Similarity between Wezlana/Wezlana I.V. and Stelara/Stelara I.V. was established in accordance with the Guidance Document: Information and Submission Requirements for Biosimilar Biologic Drugs. The demonstration of similarity between a proposed biosimilar and its reference biologic drug enables the sponsor’s submission for the proposed biosimilar to rely on the safety and efficacy information already generated for the reference biologic drug, and therefore clinical trials are not required to support each of the sought indications. The sponsor provided data from a comparative clinical trial conducted in adult patients with moderate-to-severe plaque psoriasis. In addition, the sponsor provided an acceptable scientific rationale for requesting the authorization of indications that were not directly studied in the clinical development program for Wezlana/Wezlana I.V. The rationale addressed each of the critical points for extrapolation of data including the mechanism of action of ustekinumab across all indications, the pharmacokinetics and biodistribution of the product in different patient populations, and the safety and immunogenicity profiles of ustekinumab across indications. The primary focus of the scientific justification was on the similarity demonstrated through comparative physicochemical and functional assessments, and clinical pharmacokinetic, efficacy, safety, and immunogenicity comparisons.
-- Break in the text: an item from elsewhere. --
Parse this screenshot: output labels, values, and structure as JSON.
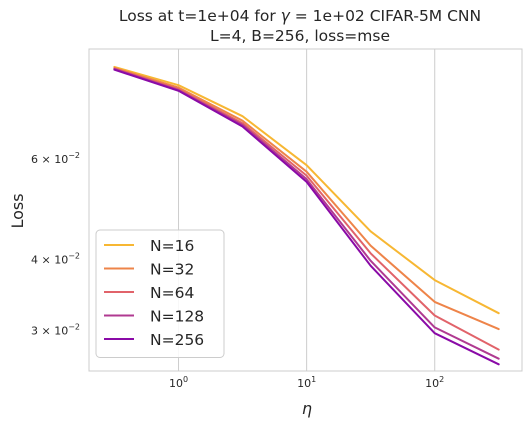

Upon review of the evidence submitted, Wezlana/Wezlana I.V. was authorized for all of the indications currently held by Stelara/Stelara I.V., as follows:

Plaque psoriasis

Wezlana is indicated for:

• the treatment of chronic moderate-to-severe plaque psoriasis in adult patients who are candidates for phototherapy or systemic therapy.

• the treatment of chronic moderate-to-severe plaque psoriasis in pediatric patients (6 to 17 years of age) who are inadequately controlled by, or are intolerant to, other systemic therapies or phototherapies.

Psoriatic arthritis

Wezlana is indicated for the treatment of adult patients with active psoriatic arthritis. Wezlana can be used alone or in combination with methotrexate.

Crohn disease

Wezlana/Wezlana I.V. is indicated for the treatment of adult patients with moderately to severely active Crohn disease, who have had an inadequate response, loss of response to, or were intolerant to either immunomodulators or one or more tumour necrosis factor-alpha antagonists, or have had an inadequate response, intolerance or demonstrated dependence on corticosteroids.

Ulcerative colitis

Wezlana/Wezlana I.V. is indicated for the treatment of adult patients with moderately to severely active ulcerative colitis who have had an inadequate response with, lost response to, or were intolerant to either conventional therapy or a biologic or have medical contraindications to such therapies.